Agyar, sorti dans l’indifférence générale en France en 1997, est le premier livre traduit de Steven Brust. Celui-ci, plus connu pour Vlad Taltos, cycle de fantasy à base de lézards paru chez Mnemos, fondateur du groupe d’écrivains scribblies de Minneapolis, considère Agyar comme son meilleur roman.

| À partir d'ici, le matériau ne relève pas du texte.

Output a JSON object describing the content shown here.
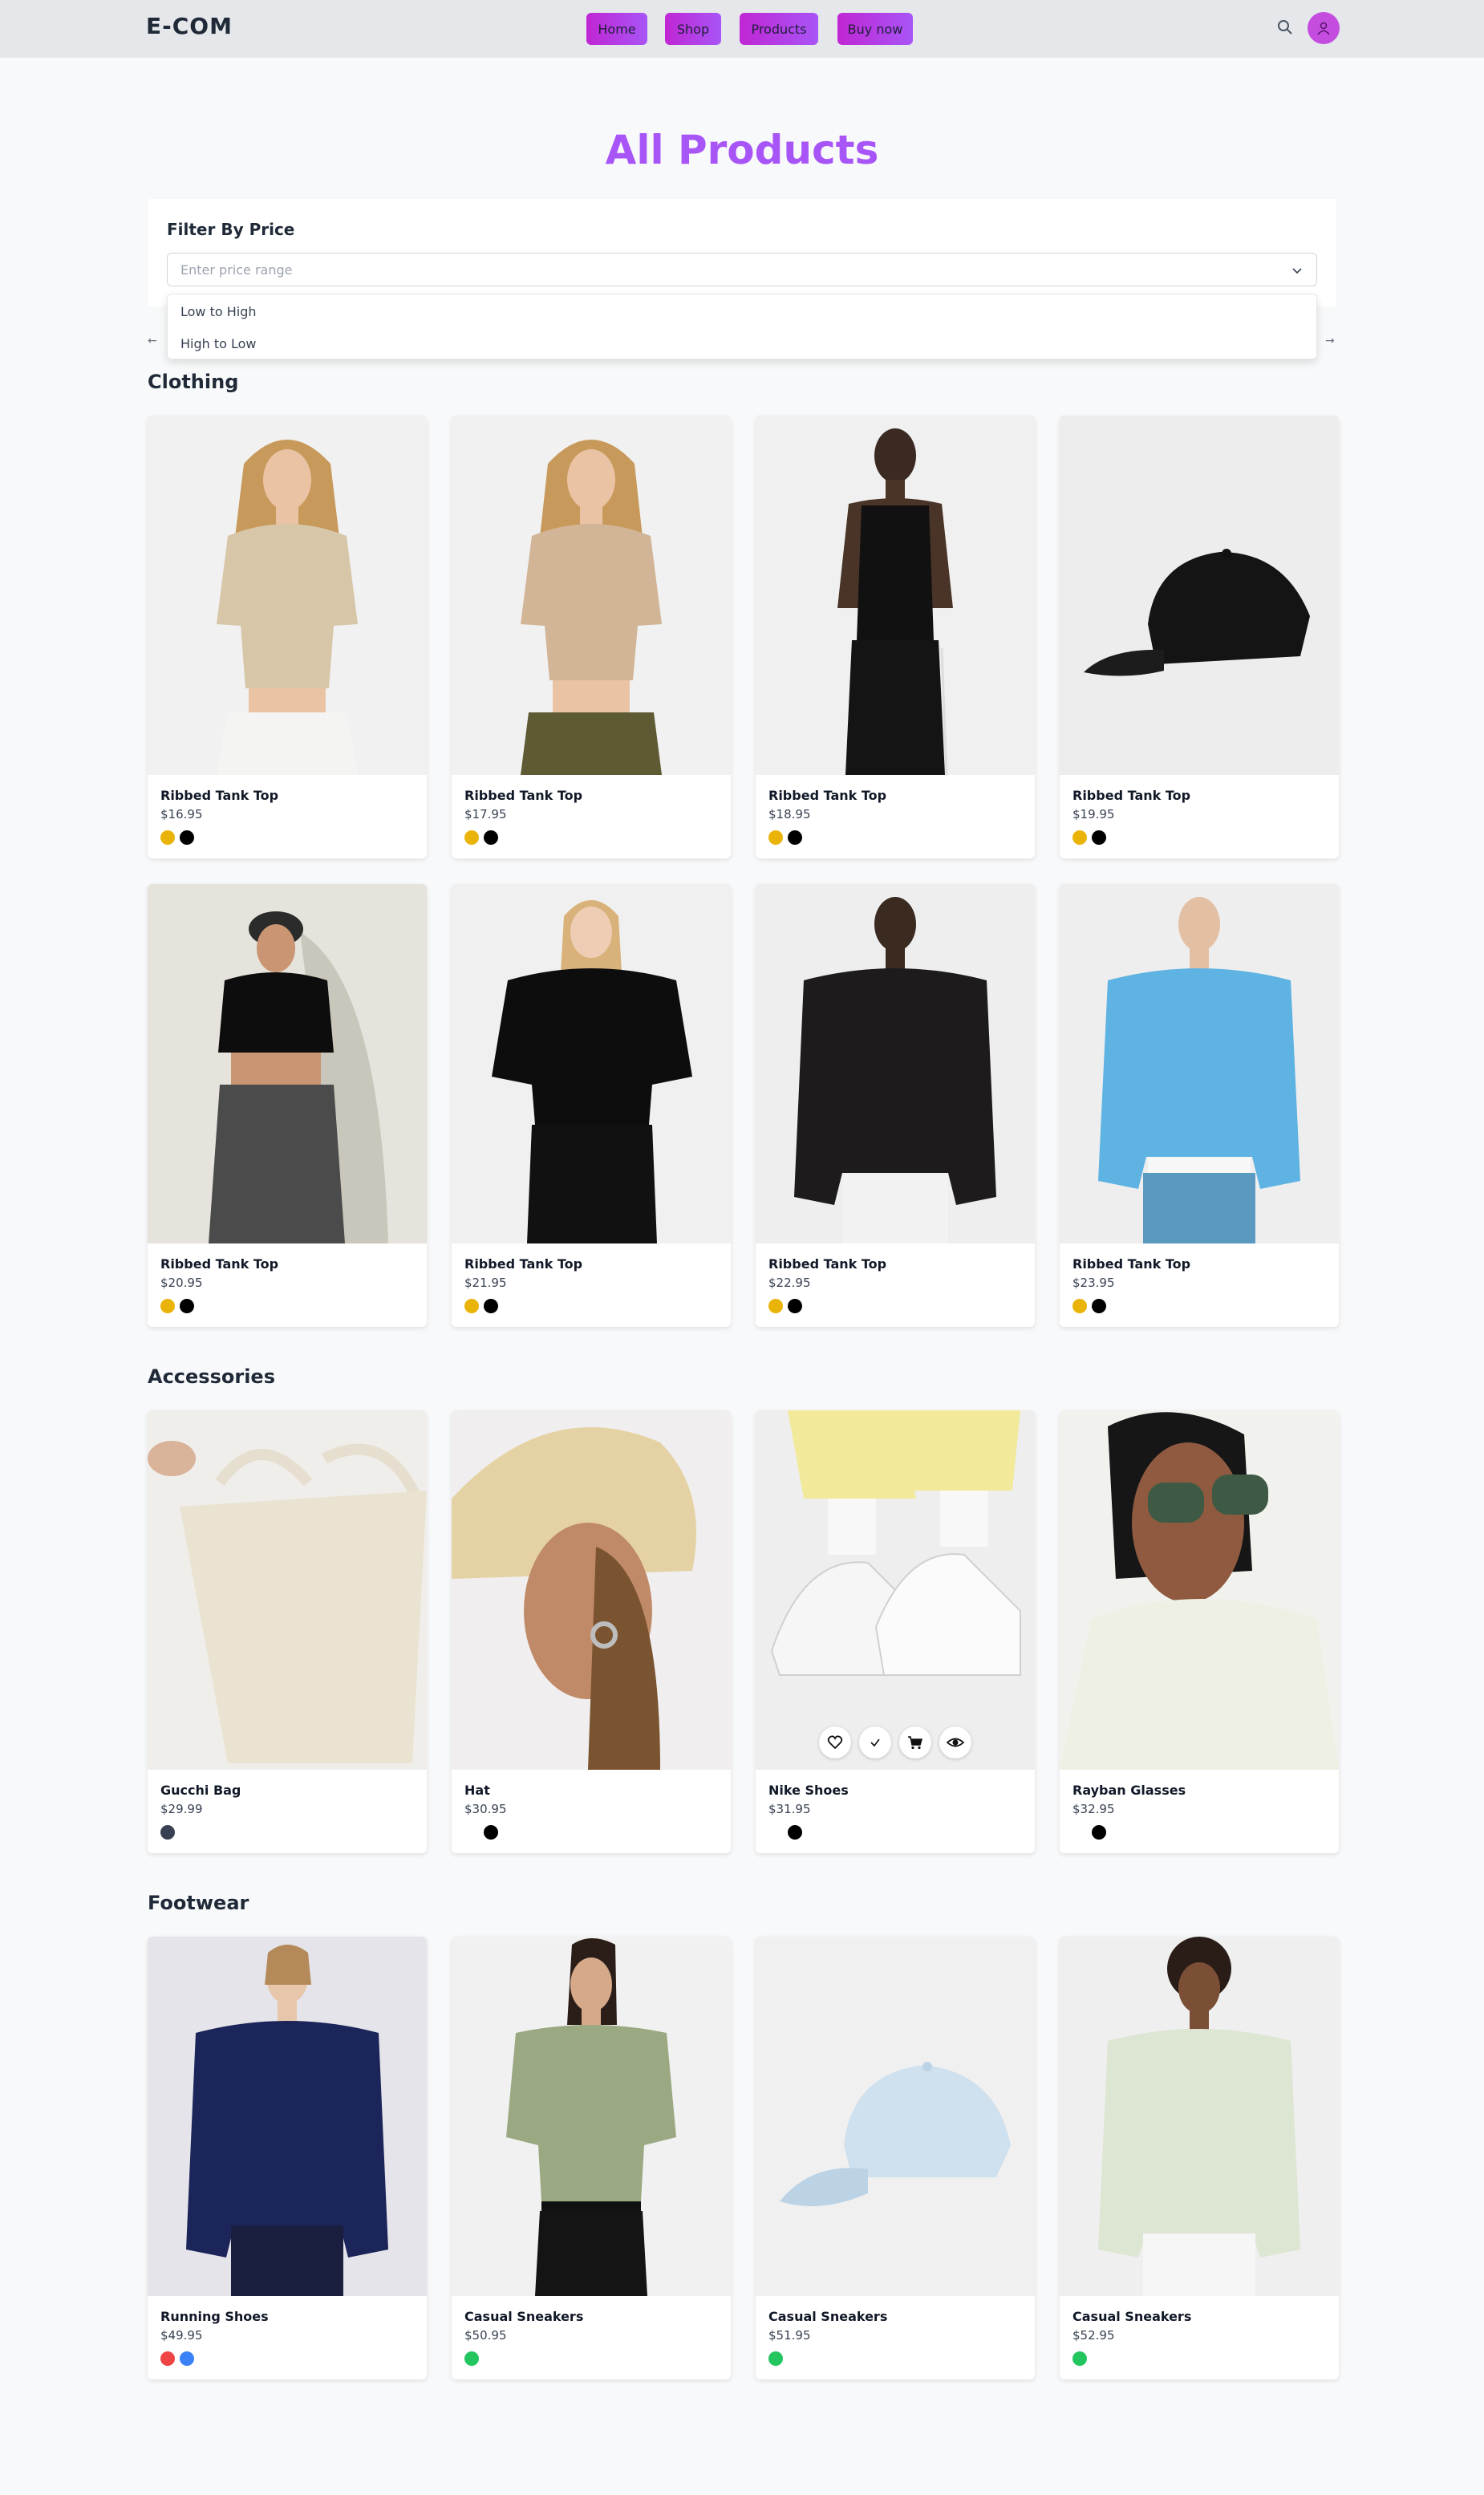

Squattant le grenier d’une maison abandonnée dans une petite ville universitaire, John Agyar profite d’une machine à écrire présente sur les lieux pour raconter sa vie au jour le jour, ou plutôt nuit après nuit. Récit lacunaire écrit entre deux incartades nocturnes, ce n’est que par bribes que nous découvrons la personnalité de John : un homme bien plus vieux qu’il ne semble, atteint d’une certaine lassitude générée par une vie routinière et cadrée par les contraintes, peu fier de ce qu’il est obligé de faire pour survivre. Obnubilé par ses rencontres féminines, qu’elles soient récentes ou de longue date, qu’il en soit bourreau ou victime, Agyar a du mal à se livrer en dehors de son journal intime, même à Jim, le fantôme d’un esclave avec qui il partage son grenier. Poursuivi par Kellem, la femme qui dispose de tout pouvoir sur lui et qui veut s’en débarrasser définitivement, et tiraillé entre Jill, sa victime du moment et Susan, maîtresse de Jill et proie potentielle, Agyar se trouve pris dans une chasse à l’homme à l’issue incertaine.
Agyar, par sa narration elliptique à la première personne (le narrateur évitant de signaler les évidences, le mot vampire n’ap-paraît jamais et ses contraintes matérielles sont à peine évoquées), par la fragilité de son personnage principal, et malgré l’utilisation d’une partie de la quincaillerie habituelle des histoires de vampires, se révèle être une vision rare du mythe, plus proche du drame psychologique que du fantastique à effets spéciaux. Car si Agyar est bien une créature de la nuit, pompant l’énergie vitale de ses victimes, dormant la journée dans une boite hermétique, presque invincible physiquement et « vivant » depuis trop longtemps, tout ceci n’apparaît qu’en trame de fond du récit, occulté par l’essentiel : ses relations avec les femmes et sa quête de l’émancipation.
Mêlant domination absolue et pitié, amour et violence, John Agyar se révèle faible et profondément humain, bien loin des clichés habituels des créatures gothiques. Avec ce roman, publié en 1993, à une époque dominée par les suceurs de sang baroques d’Anne Rice (Entretien avec un vampire est adapté au cinéma l’année suivante), Steven Brust, qui se définit politiquement comme trotskyste, livre une vision résolument à contre-courant : un homme de la classe moyenne n’ayant d’autre ambition que de vivre libéré de son asservissement, le joug violent et total imposé par la femme qui l’a vampirisé, pour jouir sans entrave. Aussi, même si le livre n’est pas exempt de quelques problèmes de crédibilité (étonnant que le narrateur puisse faire un feu de cheminée dans une maison abandonnée d’un quartier résidentiel sans se faire repérer, difficile de croire qu’il a le temps de se mettre à la machine à écrire quand son logement est cerné et que la police lui a lancé un ultimatum), ce vampire crypto-marxiste renouvelle habilement le thème.